一般的に雑草扱いになっているイネ科の植物、ホソムギ、ナガハグサ、カモガヤはそれぞれペレニアルライグラス、ケンタキーブルードグラス、オーチャードグラスの牧草名で販売されている。同じ植物でも駐車場や庭に予期せず生えてくれば単なる雑草だが、おいしい牛乳を生産する牛や馬のエサとして目的をもって植えれば牧草と呼ばれるのである。

そこで、牧草の種を扱っている雪印種苗さんに雑草と牧草についてのお話を伺ってみた。
問い合わせに応じてくださった小林さんによると、これらの牧草は畜産や芝生として使われるほか、道路の法面や住宅地のホコリ止め、海辺の工業地の緑地などにも使われるということだった。

「トマトに色々なサイズや種類があるように、牧草も背が低いもの、暑さに弱く早めに死ぬものなど用途に合わせて利用できるようにたくさんの品種があります。雑草と言うと悪者扱いされることが多いですが、山崩れの後とか土が剥き出しなっているところにいち早く土地を緑化する必要がある場合など生育スピードの速い草は有効です。緑化をいち早くすることで土砂の流出を押さえることができるんです。一時的にでも緑にすればその後、鳥がやってきたりしてフンをして他の植物の種を落としたりするので他の植物もどんどん生えてきます」と小林さん。
造成地にあっという間に草が生えるのを不思議に思っていたが、種を蒔いていたとは知らなかった。

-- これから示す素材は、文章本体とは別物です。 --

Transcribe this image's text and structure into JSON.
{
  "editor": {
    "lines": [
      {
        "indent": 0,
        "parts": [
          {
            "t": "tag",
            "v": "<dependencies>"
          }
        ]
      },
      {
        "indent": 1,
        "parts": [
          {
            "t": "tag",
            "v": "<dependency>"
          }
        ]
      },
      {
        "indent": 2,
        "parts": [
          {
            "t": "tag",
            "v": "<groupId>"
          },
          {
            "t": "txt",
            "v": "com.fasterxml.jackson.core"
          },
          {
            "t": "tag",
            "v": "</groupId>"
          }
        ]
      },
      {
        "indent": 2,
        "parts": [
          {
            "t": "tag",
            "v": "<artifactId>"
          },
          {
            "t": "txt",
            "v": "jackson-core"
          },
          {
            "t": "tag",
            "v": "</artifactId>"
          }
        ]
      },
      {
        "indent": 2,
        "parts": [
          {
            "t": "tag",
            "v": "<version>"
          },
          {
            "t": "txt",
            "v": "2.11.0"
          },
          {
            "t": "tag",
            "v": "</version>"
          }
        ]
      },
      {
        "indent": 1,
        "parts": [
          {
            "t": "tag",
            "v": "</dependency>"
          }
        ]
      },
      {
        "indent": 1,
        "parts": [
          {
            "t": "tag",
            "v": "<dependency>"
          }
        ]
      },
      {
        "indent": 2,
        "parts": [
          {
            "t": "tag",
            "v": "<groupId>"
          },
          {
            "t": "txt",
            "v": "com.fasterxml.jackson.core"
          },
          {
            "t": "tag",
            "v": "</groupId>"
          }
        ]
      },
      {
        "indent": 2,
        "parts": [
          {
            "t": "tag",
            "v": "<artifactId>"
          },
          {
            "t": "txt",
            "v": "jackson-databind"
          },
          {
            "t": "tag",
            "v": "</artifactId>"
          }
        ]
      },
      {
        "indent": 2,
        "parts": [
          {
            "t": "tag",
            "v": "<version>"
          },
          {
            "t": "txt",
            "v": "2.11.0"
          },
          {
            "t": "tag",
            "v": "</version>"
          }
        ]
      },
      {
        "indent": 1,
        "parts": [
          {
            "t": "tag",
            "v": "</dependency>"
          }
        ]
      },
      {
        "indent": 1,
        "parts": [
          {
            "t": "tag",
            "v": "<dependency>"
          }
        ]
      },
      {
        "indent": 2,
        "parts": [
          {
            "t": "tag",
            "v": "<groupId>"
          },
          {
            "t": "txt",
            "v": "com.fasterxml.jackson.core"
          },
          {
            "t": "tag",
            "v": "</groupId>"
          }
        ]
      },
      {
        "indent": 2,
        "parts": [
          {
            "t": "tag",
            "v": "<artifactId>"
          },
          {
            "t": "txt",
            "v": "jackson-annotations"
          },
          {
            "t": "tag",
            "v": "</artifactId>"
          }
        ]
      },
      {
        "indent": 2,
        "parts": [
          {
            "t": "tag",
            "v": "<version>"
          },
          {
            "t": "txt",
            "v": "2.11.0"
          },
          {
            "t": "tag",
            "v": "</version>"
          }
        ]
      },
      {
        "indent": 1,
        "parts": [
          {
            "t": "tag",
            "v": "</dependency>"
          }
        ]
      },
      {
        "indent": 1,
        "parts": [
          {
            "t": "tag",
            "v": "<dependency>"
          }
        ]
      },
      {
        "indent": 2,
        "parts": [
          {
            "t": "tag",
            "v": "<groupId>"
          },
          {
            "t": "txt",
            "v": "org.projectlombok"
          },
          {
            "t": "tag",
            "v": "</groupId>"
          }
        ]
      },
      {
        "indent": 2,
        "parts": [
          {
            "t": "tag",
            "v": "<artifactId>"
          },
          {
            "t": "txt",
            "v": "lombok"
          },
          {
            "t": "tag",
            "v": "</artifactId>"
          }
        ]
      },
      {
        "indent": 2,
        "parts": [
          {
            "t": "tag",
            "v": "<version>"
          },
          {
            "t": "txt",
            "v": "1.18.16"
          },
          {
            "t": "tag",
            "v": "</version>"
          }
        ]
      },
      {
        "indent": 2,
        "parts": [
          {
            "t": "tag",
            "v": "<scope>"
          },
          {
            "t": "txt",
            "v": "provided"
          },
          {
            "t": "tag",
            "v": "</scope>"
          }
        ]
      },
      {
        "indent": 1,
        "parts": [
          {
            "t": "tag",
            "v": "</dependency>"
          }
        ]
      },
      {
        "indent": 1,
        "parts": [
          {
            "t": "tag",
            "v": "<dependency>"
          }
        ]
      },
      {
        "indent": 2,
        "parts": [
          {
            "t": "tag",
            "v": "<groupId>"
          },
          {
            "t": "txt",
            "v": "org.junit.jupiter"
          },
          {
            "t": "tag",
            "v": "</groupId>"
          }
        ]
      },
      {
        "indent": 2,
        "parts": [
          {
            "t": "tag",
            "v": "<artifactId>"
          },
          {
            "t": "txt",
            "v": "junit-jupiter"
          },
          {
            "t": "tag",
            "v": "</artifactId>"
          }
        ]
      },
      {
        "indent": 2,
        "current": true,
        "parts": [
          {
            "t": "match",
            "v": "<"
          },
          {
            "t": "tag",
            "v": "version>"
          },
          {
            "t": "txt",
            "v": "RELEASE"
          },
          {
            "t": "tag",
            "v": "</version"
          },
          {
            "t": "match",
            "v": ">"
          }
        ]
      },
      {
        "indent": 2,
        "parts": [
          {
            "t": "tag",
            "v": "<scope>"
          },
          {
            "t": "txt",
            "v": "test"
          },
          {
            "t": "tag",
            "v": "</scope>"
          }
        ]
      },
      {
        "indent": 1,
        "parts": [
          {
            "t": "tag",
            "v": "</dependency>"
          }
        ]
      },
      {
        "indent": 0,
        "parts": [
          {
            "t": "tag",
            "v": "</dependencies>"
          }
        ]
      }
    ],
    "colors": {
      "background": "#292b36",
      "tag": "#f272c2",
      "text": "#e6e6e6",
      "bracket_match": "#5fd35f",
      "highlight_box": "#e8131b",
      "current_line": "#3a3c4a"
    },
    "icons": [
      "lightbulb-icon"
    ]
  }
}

「ただ、問題もあります。一時的に緑化したものをそのまま放置、放棄してしまう場合で、これがいわゆる外来種の雑草として問題になってしまうのです。一時的に緑にして土が固まった後、計画を立ててきちんと国内植物を植えるとか次のステップを踏まないとただ雑草が増えるということになってしまうんですね」と小林さんは言う。どうやらこのあたりが難しい問題のようだ。

住宅の庭と造成地や道路脇では事情が異なるので一概には言えないけれどが、庭の場合は多少の見栄えの悪さはガマンして庭木に影響がない限り、庭の雑草も地球緑化に役立っていると思いたい。草取りはほどほどにしましょう、お母様。